Dans cet exemple, on est dans le schéma du système de valeurs individuelles qui crée une croyance qui devient bloquante pour ma coachée. Sa posture tant personnelle que professionnelle est nouée par cette valeur très forte du mérite et un besoin de reconnaissance de sa valeur travail.
 
La subtilité consiste à chercher, via une méthode de questionnement, l’expérience fondatrice qui lui permet de dire « cela a plutôt bien fonctionné pour tous les membres de ma famille », fonctionnement qui ne semble pas fonctionner dans ce contexte et qui, clairement, perturbe sa pensée. En revisitant ses expériences passées, on va explorer la fonction utile pour elle de cette croyance et mettre en évidence les valeurs qui sont les siennes et qui incarnent cette croyance. Les valeurs dans ce cas nourrissent un besoin de reconnaissance très ancré.
 
Il est important de rappeler les fondamentaux pour l’individu : la croyance que je considère comme vraie est celle qui me permet de faire le meilleur usage de ma force et qui me donne les meilleurs moyens de transformer mes qualités en action. Ma croyance est saine quand :
  • elle est fondée sur mon expérience,
  • elle est acceptable pour mon système cognitif,
  • elle m’aide à mieux obtenir ce que je souhaite (désir),
  • elle est un soutien de la vie, de l’évolution et de la santé,
  • elle me permet d’éviter les conflits ou les absences de conflit indésirables,
  • elle m’aide à ressentir la vie en moi,
  • elle est en accord avec mon système de valeurs et favorise mon auto-détermination.

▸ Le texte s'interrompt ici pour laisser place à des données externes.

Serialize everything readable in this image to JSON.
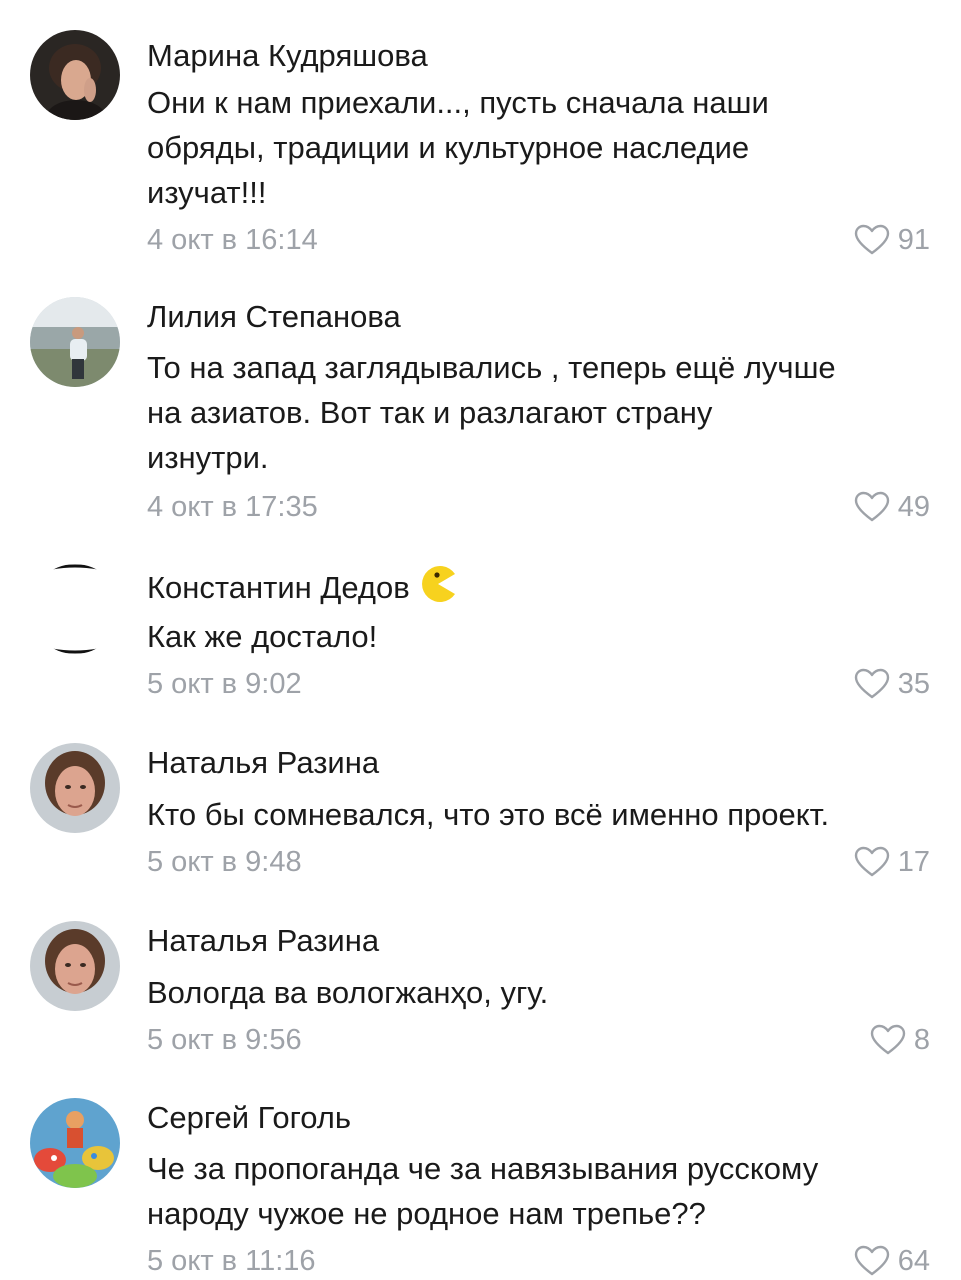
{
  "comments": [
    {
      "author": "Марина Кудряшова",
      "text_lines": [
        "Они к нам приехали..., пусть сначала наши",
        "обряды, традиции и культурное наследие",
        "изучат!!!"
      ],
      "date": "4 окт в 16:14",
      "likes": "91"
    },
    {
      "author": "Лилия Степанова",
      "text_lines": [
        "То на запад заглядывались , теперь ещё лучше",
        "на азиатов. Вот так и разлагают страну",
        "изнутри."
      ],
      "date": "4 окт в 17:35",
      "likes": "49"
    },
    {
      "author": "Константин Дедов",
      "text_lines": [
        "Как же достало!"
      ],
      "date": "5 окт в 9:02",
      "likes": "35",
      "badge_icon": "pacman-emoji-icon"
    },
    {
      "author": "Наталья Разина",
      "text_lines": [
        "Кто бы сомневался, что это всё именно проект."
      ],
      "date": "5 окт в 9:48",
      "likes": "17"
    },
    {
      "author": "Наталья Разина",
      "text_lines": [
        "Вологда ва вологжанҳо, угу."
      ],
      "date": "5 окт в 9:56",
      "likes": "8"
    },
    {
      "author": "Сергей Гоголь",
      "text_lines": [
        "Че за пропоганда че за навязывания русскому",
        "народу чужое не родное нам трепье??"
      ],
      "date": "5 окт в 11:16",
      "likes": "64"
    }
  ],
  "colors": {
    "text": "#1a1a1a",
    "meta": "#9ea2a8",
    "background": "#ffffff"
  },
  "icons": {
    "like": "heart-outline-icon"
  }
}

Dans l’exemple cité, la croyance perturbe la personne au point de venir remettre en questions ses capacités à travailler dans l’entreprise, voire à être confortable dans la société d’aujourd’hui.
 
Selon le cadre de référence de l’analyse transactionnelle (E. Berne) ou encore la systémie brève, on s’intéresse à l’injonction afin de permettre, voire d’autoriser le changement. Une injonction constitue un ordre ou une interdiction transmise par une figure d’autorité. Elle peut être vécue comme une contrainte : un des axes du travail de coaching va permettre d’identifier ces contraintes, les drivers (sois fort(e), sois parfait(e), fais des efforts, dépêche-toi, fais plaisir), et de créer des permissions pour la personne concernée.
 
On trouve l’injonction, ensuite on travaille avec le coaché sur la logique interne et le système de valeurs : respecter son système de valeurs, alléger la charge et créer une ouverture acceptable. Il est fondamental de vérifier avec la personne concernée que cette nouvelle lecture est acceptable pour elle, que cette vision a un sens et qu’elle se sente respecter. Il s’agit avant toute chose de faire émerger une croyance ouvrante dans laquelle on réinjecte ses propres valeurs.
 
Selon une grille de lecture, chaque femme et chaque homme se cherche le droit à l’existence. Pour cela, l’humain va chercher à prendre conscience de ses sensations corporelles, de ses ressentis ou encore de ses sentiments. Parmi les permissions fondamentales, on trouve le droit d’exister, de réussir et d’être soi-même, et d’être heureux. Les croyances sont constitutives de ma personnalité et personne ne peut me dire d’en changer si ce n’est pour accompagner un changement significatif qui va permettre une nette amélioration pour l’ensemble de ma vie.
 
Bibliographie :
  • W. Schutz, L’élément humain,
  • E. Berne, Analyse transactionnelle et psychothérapie, et tous ses ouvrages,
  • J. Curnier, Coaching global,
  • G. Braden, la guérison spontanée des croyances,
  • B. Lipton, la biologie des croyances.